Pressemitteilung · Kiel · 02.12.2022 Festung Kiel-Friedrichsort: Mehr Mahnmal als Denkmal

Zu der aktuellen Berichterstattung über die Festung Friedrichsort erklärt der Vorsitzende der SSW-Ratsfraktion, Ratsherr Marcel Schmidt:

„Die Vorgänge rund um die Festung Friedrichsort haben ein neues, trauriges Level erreicht. Der Verein der Freunde der Festung Friedrichsort, dessen Mitglieder im Jahr rund 30 Führungen durch die Festung organisieren und durchführen, soll nun seine beiden Räume in der Festung verlieren. Damit wäre die Zugänglichkeit der Festung für die Öffentlichkeit nicht mehr gegeben, die Festung würde de facto ausschließlich privat genutzt. Dabei ist die Festung Friedrichsort die einzige Seefestung Deutschlands, sie gilt als Denkmal von nationaler Bedeutung und ist ein wichtiger Kristallisationspunkt der gemeinsamen dänisch-deutschen Geschichte unserer Landeshauptstadt Kiel.

Der Umgang der Verantwortlichen - dazu gehört auch die KIWI (Kieler Wirtschaftsförderung der Landeshauptstadt Kiel) sowie die Kieler Ratsversammlung als Organ der Selbstverwaltung - mit dem Denkmal „Festung Friedrichsort“ ist gekennzeichnet von Desinteresse und Gleichgültigkeit. Im Juni 2022 hat die Ratsversammlung den SSW-Antrag: „Gemeinsame Entwicklung der Festung Friedrichsort und des Industriegebiets“ (Drs. 0376/2022) abgelehnt und einen Alternativantrag der Linken beschlossen, der das Ziel hatte, die Diskussion über die Festung in die Nicht-Öffentlichkeit zu verlagern. Man will nicht mehr öffentlich über die Festung sprechen, manche wollen offenbar gar nicht mehr über die Festung sprechen.

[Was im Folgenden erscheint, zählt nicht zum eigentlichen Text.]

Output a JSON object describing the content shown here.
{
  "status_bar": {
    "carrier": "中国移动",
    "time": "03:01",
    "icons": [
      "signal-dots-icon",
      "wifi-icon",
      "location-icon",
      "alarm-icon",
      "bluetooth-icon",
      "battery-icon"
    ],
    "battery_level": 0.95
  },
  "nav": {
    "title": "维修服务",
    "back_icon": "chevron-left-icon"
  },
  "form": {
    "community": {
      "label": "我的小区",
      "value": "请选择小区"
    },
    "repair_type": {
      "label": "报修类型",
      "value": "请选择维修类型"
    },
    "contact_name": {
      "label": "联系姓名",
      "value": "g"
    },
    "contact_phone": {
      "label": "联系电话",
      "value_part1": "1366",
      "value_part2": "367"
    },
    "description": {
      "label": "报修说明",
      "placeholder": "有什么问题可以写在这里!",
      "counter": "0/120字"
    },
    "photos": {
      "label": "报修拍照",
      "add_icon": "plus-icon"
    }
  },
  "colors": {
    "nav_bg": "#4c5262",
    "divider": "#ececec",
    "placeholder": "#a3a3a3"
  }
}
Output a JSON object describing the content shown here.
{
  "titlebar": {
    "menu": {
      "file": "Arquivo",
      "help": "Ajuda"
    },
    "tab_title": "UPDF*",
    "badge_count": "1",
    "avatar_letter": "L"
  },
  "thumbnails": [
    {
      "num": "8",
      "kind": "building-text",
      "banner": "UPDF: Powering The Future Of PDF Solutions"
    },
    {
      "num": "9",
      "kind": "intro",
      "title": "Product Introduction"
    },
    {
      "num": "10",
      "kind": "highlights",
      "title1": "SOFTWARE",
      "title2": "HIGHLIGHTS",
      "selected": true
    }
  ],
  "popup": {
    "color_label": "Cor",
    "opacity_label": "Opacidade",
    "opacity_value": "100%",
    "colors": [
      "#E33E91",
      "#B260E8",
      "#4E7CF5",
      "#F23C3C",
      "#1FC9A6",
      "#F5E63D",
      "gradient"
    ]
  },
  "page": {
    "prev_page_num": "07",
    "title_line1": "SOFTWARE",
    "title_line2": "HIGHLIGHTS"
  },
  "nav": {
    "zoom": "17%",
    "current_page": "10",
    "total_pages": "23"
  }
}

Die derzeit an Unternehmen vermieteten Räume der Kasematten der Festung Friedrichsort generieren Mieteinnahmen für die Eigentümer der Festung. Das ist in Ordnung und die SSW-Ratsfraktion ist durchaus erfreut über die Unternehmer und Kreativen, die für Lebendigkeit in der Festung sorgen. Allerdings kann es nicht sein, dass sich der Betrieb der Festung weitgehend darauf beschränkt, mit der Vermietung der Kasematten Geld zu verdienen und das Denkmal verfallen zu lassen. Denn die Festung Friedrichsort ist in einem bedauernswerten Zustand. Die Wassergräben sind hoch belastet, die Erdwälle kaum noch erkennbar und mit Gestrüpp überwuchert. Das Denkmal Festung Friedrichsort mutiert durch Zerfall zu einem Mahnmal für eine fragwürdige Kulturpolitik. Da muss auch die Rolle der KIWI als Miteigentümer hinterfragt werden. Ich frage mich ohnehin, warum ausgerechnet ein Unternehmen der Stadt, das in Hinblick auf die Aufgabe der Wirtschaftsförderung gegründet wurde, mit der Pflege oder vielmehr Nicht-Pflege eines Denkmals beauftragt wurde. Es drängt sich der Eindruck auf, dass die Festung nur noch als Erweiterungspotenzial für das Industriegebiet betrachtet wird. Wir plädieren dafür zu prüfen, ob die Stadt künftig eine andere Institution mit der Wahrnehmung ihrer Interessen bei der Entwicklung der Festung beauftragt."  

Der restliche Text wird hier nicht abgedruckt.